Workplace harassment? A cell phone conversation

As I sit here in my second floor apartment, I can clearly hear what goes on in the street, or on the sidewalk.

Lately things have gotten louder and more insistent, because people communicate so regularly on cell phones, and do it as they walk down the streets. (A guy who lives across the street emerges every day to smoke and talk on his cell phone.) This is not a radical and new observation: that long-time protective barrier between the personal and the public has disappeared.

But this sort of enforced eavesdropping—I’m not pressing my ear to the window; indeed, the conversations are pressed into my usually irritated ears—does provide some intriguing shards of stories.

Just now, for instance, a women who stood right outside my building was yelling into her cell phone. “Harassment?!?” she yelled. “That’s a lie! How can he say I’m harassing him? I’ve been working for him for two years and all of a sudden he’s saying I harassed him? He’s come into my office …”

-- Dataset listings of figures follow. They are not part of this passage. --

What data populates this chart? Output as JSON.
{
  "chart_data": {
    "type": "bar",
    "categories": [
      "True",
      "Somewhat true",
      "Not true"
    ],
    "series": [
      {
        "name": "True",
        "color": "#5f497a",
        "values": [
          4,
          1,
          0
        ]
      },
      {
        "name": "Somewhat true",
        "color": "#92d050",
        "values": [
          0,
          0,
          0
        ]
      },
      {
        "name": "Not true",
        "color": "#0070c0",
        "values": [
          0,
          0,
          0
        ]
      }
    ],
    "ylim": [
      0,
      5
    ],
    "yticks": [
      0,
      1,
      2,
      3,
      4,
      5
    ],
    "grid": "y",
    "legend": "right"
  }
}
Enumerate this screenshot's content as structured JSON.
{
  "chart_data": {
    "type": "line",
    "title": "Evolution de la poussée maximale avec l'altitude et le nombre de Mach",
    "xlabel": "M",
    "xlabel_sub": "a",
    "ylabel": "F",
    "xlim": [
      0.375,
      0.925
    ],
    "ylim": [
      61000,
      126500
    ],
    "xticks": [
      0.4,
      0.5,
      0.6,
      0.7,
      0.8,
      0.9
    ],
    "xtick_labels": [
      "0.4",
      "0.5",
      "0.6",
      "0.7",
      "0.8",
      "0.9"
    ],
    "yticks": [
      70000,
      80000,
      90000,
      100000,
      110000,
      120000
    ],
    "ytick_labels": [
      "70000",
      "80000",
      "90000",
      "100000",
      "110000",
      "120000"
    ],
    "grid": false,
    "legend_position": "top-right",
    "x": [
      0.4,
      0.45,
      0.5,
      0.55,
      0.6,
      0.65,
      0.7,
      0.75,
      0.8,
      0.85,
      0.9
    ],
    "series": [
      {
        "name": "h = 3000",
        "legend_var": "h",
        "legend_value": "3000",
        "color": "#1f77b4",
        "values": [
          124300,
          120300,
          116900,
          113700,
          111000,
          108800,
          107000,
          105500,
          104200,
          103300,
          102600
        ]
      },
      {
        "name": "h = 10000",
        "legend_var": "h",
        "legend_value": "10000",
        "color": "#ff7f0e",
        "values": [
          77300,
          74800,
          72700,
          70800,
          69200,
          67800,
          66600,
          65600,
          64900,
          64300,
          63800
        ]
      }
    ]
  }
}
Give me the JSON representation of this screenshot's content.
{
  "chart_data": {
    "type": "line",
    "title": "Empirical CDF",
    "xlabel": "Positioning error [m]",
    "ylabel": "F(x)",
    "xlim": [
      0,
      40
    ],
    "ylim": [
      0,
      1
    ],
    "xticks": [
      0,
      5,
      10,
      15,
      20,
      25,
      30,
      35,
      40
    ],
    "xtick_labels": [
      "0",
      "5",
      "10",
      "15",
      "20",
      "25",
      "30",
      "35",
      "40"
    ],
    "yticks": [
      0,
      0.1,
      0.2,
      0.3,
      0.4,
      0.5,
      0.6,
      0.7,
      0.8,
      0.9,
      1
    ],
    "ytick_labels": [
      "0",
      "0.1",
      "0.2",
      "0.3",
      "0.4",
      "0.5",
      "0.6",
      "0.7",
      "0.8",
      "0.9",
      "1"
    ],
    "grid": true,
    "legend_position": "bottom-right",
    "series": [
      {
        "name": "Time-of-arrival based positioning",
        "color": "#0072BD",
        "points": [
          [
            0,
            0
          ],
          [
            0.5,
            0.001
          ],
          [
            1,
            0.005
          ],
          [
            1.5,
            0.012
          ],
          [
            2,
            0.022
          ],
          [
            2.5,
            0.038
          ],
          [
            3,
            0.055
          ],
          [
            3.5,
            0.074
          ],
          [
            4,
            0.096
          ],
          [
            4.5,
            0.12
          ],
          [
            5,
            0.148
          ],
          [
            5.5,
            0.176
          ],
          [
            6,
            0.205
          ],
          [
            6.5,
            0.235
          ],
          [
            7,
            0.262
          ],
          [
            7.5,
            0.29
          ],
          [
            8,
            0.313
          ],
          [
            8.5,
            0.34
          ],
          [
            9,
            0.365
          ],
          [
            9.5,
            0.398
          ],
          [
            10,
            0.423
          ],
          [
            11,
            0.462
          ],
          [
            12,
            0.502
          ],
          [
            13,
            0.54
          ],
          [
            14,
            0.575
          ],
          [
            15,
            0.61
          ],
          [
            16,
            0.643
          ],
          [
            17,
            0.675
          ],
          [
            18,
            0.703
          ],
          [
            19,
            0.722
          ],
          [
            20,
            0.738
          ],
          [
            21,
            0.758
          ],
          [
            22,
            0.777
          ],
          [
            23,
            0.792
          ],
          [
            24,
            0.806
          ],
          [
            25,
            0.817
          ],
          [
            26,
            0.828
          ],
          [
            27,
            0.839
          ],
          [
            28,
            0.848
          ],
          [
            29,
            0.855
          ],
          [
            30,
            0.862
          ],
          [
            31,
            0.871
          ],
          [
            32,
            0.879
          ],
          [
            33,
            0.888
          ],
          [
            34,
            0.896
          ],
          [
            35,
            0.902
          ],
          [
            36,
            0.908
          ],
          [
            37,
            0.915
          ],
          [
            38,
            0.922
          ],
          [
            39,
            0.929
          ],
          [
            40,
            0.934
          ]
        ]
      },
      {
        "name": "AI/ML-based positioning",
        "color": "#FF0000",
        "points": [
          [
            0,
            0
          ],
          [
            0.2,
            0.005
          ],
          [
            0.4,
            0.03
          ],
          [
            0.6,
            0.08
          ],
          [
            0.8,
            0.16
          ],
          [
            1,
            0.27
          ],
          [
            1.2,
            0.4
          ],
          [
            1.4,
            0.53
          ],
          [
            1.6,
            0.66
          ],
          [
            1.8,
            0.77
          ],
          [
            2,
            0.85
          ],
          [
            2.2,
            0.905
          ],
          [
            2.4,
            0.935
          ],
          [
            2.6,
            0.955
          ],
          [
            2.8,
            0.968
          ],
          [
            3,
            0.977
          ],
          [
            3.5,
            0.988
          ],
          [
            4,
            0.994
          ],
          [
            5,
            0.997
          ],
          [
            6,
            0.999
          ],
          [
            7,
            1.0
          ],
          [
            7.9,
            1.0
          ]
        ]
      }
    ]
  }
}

Part of me wanted to run outside and say, “Sounds like you’ve got a potential lawsuit,” and “That’s a good point you made, that he came into your office,” then to warn her that no matter how upset she was, it didn’t help her cause to be yelling about it, especially in the street. I’m thinking, “Just calm down or, rather, calm your voice down and make an appointment to see whoever you’re talking to…” And then I realized I wasn’t going to do anything of the kind.

She walked (she was with a friend) down the sidewalk and out of sight but I could still hear her yelling even louder.

It’s a mystery. Unless it’s a lawsuit that makes the Daily News, I probably will never know what happens.